Reicher began his talk on Thursday, his last day in Los Angeles, by sharing his philosophy when it comes to teaching about the Holocaust: A picture is worth a million words. What happened during the Holocaust is so far outside our range of normal human experience that we can’t conceive of it, he said – unless we can see it for ourselves.

He gave several examples of some of the concepts he teaches in his class and how he illustrates them with archival, feature and documentary film clips, including Nazi propaganda film Triumph of the Will, film of the liberated Orhdurf concentration camp and the 2002 feature film The Pianist.

Reicher also showed archival footage of Roland Freisler’s infamous trial of the men who carried out the attempted plot to assassinate Hitler, illustrating how Jews and political dissidents were treated by the Nazi legal system.

Finally, Reicher turned to the laws which made it illegal for Jews to go to school, work, visit public places, and more, commonly known as the Nuremberg laws. This brought him to the Visual History Archive and how he will incorporate testimony clips into his course. Up until now, there has been a gap in his curriculum: how to illustrate, through pictures and film, the human element of Jews’ disappearing rights in the years leading up to the Holocaust.

With help from USC Shoah Foundation staff who taught him how to use the Visual History Archive, Reicher said he was fascinated by what he found in the testimonies and exhilarated by the experience of working with them.
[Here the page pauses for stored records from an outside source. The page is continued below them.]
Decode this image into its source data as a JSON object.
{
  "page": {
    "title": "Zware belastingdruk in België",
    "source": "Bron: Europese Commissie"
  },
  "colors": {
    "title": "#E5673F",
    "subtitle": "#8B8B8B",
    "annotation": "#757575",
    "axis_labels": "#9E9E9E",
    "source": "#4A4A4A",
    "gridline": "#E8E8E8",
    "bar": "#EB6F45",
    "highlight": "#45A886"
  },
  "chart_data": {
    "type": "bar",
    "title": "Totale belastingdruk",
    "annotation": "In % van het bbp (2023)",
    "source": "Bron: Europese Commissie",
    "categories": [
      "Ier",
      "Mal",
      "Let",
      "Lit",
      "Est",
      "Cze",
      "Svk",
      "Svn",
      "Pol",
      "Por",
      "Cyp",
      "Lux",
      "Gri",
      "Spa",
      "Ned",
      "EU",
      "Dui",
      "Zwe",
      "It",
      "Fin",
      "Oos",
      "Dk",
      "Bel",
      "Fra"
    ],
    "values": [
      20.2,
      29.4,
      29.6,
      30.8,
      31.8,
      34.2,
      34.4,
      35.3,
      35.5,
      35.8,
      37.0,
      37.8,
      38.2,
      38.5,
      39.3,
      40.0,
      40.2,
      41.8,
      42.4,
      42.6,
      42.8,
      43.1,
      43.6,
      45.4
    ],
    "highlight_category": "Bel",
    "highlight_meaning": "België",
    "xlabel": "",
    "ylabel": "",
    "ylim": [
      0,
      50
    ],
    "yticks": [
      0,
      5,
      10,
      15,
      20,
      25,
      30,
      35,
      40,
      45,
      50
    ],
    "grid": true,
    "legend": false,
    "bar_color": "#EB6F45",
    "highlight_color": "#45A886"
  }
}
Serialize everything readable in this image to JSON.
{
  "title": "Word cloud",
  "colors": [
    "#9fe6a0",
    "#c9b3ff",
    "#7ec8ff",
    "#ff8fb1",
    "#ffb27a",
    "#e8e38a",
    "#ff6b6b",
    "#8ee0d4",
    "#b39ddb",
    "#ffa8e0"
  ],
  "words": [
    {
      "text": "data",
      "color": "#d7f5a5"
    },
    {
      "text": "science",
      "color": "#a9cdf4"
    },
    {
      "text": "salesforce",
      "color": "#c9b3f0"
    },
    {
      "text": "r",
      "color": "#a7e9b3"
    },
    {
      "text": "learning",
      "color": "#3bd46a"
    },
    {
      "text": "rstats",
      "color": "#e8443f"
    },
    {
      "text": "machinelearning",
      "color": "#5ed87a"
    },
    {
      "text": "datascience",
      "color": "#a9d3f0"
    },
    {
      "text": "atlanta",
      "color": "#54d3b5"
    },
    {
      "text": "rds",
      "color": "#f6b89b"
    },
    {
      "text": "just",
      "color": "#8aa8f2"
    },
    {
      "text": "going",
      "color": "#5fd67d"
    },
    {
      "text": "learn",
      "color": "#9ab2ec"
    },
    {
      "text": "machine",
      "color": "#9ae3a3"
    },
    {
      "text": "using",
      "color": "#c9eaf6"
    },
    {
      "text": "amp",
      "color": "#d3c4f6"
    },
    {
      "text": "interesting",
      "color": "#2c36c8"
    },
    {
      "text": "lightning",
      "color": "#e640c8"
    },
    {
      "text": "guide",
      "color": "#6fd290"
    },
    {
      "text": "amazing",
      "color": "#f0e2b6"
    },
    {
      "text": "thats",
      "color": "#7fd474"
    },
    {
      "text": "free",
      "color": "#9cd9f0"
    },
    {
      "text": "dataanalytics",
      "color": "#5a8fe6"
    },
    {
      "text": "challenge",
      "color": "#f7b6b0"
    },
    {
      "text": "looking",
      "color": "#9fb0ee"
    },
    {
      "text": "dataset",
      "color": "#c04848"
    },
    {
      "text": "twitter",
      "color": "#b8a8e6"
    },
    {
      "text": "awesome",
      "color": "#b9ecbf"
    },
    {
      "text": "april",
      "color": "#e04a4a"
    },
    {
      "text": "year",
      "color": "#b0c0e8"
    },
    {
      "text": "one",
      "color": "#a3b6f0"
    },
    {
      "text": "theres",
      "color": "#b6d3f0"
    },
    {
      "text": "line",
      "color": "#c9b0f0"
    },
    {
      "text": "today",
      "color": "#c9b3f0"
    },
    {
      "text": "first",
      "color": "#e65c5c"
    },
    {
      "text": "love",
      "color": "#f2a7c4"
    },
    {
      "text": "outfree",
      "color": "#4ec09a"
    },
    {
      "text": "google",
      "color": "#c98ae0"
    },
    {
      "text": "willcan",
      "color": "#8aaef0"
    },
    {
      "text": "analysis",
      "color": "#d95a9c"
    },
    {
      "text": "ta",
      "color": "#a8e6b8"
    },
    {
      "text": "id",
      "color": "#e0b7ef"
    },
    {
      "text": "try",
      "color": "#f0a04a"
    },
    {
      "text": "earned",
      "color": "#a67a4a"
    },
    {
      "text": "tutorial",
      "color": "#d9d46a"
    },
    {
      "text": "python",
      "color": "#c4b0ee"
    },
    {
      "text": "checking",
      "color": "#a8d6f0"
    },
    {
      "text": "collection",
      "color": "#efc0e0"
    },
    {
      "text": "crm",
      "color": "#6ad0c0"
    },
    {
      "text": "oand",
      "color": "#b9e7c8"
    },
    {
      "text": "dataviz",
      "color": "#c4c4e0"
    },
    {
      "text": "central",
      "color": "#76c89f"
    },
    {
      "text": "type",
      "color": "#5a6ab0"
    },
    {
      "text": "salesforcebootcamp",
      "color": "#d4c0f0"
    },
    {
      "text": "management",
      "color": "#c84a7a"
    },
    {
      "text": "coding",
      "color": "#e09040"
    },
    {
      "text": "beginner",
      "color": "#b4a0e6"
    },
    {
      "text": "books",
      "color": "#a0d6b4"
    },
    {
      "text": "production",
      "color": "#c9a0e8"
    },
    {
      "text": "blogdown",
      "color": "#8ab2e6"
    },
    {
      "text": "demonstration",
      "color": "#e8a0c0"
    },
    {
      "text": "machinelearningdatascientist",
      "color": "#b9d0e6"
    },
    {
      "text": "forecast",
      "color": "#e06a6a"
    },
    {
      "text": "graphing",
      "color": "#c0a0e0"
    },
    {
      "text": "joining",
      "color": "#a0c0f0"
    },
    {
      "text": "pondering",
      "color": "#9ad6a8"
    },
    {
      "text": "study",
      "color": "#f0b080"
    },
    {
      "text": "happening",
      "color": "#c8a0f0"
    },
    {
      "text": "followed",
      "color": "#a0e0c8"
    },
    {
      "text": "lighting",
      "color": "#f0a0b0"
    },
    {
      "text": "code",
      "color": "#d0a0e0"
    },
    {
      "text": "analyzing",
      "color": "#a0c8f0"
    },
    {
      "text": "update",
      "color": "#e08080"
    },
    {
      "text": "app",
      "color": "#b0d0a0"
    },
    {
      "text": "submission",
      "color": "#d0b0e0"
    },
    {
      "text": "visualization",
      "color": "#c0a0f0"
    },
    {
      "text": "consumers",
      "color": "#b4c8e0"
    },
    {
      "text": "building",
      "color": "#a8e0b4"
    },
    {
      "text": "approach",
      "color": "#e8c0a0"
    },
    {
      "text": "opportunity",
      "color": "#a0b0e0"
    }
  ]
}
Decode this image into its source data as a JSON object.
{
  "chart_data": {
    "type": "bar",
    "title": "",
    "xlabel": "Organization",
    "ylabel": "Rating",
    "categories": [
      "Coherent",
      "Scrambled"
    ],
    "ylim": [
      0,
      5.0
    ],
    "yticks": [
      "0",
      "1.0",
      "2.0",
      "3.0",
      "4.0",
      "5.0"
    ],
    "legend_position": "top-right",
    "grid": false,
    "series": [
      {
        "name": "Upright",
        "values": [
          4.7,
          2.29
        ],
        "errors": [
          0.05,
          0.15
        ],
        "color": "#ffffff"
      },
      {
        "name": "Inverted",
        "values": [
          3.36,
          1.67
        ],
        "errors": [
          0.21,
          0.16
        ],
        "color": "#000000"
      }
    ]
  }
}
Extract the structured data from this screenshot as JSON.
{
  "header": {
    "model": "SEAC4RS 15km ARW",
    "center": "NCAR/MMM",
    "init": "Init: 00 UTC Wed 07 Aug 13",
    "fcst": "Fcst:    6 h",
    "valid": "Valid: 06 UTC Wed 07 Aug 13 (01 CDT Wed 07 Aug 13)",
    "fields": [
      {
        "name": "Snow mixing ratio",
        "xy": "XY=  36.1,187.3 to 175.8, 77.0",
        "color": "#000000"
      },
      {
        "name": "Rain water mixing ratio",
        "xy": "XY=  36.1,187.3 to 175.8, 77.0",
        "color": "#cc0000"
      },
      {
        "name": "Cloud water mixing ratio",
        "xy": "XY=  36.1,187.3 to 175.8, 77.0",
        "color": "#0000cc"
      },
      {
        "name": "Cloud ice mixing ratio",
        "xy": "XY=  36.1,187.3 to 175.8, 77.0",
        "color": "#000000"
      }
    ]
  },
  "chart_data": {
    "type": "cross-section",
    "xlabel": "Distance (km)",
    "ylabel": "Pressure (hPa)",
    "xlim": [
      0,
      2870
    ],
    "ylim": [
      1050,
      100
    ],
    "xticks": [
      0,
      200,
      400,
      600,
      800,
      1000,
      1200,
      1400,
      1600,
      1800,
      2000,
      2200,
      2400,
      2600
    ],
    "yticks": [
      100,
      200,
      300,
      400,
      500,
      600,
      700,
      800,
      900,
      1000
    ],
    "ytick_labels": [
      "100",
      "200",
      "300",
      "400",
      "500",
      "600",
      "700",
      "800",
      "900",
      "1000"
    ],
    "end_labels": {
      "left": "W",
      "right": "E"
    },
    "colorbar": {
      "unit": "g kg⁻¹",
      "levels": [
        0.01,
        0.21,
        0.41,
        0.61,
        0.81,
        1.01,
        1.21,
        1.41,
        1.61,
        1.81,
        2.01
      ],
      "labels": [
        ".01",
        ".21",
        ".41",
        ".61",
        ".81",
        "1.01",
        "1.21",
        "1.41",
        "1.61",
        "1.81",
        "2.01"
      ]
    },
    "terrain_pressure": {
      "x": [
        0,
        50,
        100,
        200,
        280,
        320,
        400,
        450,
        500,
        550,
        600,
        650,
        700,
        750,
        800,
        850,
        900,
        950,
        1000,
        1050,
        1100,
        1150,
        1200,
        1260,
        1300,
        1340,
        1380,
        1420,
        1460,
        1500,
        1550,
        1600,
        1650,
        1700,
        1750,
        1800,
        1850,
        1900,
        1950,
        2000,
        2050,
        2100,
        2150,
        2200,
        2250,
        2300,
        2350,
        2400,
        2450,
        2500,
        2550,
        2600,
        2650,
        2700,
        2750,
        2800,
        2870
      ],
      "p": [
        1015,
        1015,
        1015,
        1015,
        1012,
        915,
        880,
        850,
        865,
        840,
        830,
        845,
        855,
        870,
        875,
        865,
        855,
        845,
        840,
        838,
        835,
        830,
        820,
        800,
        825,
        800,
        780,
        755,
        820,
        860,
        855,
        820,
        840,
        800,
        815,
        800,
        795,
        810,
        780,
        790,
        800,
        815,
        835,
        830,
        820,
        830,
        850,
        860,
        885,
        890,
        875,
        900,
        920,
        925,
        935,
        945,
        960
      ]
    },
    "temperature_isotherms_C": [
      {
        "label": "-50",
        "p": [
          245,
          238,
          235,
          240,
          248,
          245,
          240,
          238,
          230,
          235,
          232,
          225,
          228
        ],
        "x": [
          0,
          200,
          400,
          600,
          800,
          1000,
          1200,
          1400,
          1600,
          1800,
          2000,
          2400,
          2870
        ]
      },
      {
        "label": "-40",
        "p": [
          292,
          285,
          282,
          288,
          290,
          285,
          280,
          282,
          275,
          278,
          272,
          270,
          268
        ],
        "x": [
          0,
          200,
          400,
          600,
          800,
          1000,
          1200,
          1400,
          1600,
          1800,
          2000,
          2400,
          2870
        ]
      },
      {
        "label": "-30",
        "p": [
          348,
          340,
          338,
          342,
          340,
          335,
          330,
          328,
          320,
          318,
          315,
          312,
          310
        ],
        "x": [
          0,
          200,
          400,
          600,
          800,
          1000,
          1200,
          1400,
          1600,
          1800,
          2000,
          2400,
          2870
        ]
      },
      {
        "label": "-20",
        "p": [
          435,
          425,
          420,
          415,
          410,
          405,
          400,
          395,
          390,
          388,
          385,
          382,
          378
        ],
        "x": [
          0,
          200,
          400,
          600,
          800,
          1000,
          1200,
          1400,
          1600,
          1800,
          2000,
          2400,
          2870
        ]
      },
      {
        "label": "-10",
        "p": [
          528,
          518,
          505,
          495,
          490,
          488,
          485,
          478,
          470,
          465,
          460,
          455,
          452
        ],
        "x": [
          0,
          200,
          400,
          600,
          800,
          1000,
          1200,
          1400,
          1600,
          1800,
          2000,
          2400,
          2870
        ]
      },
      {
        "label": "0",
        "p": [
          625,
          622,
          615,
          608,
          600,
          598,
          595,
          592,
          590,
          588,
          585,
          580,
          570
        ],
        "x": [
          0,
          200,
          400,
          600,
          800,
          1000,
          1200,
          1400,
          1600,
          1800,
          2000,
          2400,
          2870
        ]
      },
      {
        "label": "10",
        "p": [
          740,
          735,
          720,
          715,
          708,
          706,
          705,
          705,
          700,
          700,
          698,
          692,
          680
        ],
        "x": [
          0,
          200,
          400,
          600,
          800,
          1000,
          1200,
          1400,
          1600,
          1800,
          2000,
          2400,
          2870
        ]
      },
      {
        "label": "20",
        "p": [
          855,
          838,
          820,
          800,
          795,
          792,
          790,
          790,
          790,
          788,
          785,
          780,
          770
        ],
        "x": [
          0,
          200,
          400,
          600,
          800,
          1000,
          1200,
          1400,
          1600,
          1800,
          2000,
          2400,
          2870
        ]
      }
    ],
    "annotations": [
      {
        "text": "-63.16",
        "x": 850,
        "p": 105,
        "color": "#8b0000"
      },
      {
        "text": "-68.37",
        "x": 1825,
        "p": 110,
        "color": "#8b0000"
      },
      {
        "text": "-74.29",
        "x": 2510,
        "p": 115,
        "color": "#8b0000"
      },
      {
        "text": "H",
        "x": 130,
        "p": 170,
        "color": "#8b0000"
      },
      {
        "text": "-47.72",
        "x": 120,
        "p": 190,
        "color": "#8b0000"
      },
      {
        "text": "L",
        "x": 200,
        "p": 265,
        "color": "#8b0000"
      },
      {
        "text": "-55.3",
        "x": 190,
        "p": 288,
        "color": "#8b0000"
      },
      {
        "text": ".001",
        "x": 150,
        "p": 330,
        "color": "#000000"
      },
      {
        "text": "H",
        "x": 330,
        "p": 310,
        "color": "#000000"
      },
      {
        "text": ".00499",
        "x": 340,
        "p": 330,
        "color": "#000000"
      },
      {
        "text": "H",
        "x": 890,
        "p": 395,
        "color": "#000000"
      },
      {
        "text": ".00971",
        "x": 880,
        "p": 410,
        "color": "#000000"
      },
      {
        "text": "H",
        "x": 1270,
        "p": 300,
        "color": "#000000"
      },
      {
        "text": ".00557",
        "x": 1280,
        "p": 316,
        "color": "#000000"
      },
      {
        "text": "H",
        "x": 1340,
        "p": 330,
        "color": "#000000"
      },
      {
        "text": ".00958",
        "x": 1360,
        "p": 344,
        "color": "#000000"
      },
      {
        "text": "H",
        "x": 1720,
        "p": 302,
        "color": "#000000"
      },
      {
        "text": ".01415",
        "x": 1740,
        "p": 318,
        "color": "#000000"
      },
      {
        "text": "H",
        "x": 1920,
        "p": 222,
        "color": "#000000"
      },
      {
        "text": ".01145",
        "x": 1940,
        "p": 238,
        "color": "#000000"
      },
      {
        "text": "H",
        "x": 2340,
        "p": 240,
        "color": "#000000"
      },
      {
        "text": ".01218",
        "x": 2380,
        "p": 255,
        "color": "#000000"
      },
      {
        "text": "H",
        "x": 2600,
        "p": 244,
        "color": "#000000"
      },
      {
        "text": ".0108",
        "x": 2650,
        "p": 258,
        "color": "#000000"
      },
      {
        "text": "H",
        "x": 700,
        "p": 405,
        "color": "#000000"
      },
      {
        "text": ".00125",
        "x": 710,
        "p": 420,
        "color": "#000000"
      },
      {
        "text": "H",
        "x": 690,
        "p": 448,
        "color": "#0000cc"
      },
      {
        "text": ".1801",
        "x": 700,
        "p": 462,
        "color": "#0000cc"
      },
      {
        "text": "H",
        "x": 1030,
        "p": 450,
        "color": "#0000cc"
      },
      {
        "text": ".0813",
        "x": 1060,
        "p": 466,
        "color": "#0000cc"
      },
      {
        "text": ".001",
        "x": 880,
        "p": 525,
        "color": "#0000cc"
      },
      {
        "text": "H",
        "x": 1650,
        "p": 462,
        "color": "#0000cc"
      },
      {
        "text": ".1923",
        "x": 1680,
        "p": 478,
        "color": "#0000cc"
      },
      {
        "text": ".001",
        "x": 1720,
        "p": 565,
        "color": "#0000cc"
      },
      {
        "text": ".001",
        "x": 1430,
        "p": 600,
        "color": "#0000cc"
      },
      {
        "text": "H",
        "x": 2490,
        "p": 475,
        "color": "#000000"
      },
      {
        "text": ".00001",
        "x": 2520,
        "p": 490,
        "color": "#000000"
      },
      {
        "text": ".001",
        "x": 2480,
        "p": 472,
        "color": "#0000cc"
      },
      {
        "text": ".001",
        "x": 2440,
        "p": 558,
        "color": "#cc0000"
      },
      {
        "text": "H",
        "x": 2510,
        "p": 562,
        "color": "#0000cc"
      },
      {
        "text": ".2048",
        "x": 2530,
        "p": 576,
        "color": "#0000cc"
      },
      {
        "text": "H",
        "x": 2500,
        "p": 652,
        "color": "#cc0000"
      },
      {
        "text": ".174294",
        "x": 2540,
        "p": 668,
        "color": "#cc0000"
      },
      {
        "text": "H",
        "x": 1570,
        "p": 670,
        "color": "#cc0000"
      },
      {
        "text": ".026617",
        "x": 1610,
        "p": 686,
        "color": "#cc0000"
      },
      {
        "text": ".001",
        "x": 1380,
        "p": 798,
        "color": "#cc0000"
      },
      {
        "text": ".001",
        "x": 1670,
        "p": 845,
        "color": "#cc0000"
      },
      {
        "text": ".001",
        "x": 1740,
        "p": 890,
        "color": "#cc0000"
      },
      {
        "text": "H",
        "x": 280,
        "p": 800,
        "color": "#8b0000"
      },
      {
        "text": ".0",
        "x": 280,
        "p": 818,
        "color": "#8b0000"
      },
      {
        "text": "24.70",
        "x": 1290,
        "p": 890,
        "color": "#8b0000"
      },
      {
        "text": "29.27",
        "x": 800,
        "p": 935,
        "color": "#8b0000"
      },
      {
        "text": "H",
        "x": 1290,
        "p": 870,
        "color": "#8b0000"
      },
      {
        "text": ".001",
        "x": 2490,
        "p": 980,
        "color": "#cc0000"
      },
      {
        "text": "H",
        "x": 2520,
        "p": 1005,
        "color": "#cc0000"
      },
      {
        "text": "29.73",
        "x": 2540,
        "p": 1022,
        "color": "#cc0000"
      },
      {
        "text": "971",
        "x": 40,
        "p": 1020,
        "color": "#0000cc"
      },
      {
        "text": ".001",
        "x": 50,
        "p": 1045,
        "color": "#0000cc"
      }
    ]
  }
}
“The detail which emerges about law in practice in the real world was extraordinary,” he said. “I’ve been working in law and the Holocaust for 15 years, and there are things I saw [in testimonies] yesterday which brought to life theory I had read about.”

For example, in one testimony, a survivor talked about finding out that she and the other Jewish children in her class were not allowed to go to school on Saturdays anymore. Reicher was struck by the fact that the law made her realize for the first time that she and others in her class were Jewish, and how she and the others coped by organizing their own activities to do on Saturdays. Another testimony revealed how upsetting it was when a survivor’s father was fired from his university and she was forced to leave the trade school she attended.

These are just two examples of how each testimony is a “treasure trove” that reveals how Nazi laws and ideology affected ordinary people, Reicher said. Now that he has watched testimony and learned to use the Visual History Archive, his courses will never be the same.

“This sort of visual testimony brings so many nuances and details to life. You can’t get the same thing in a memoir, book or diary,” Reicher said. “A whole new world has opened up [for me].”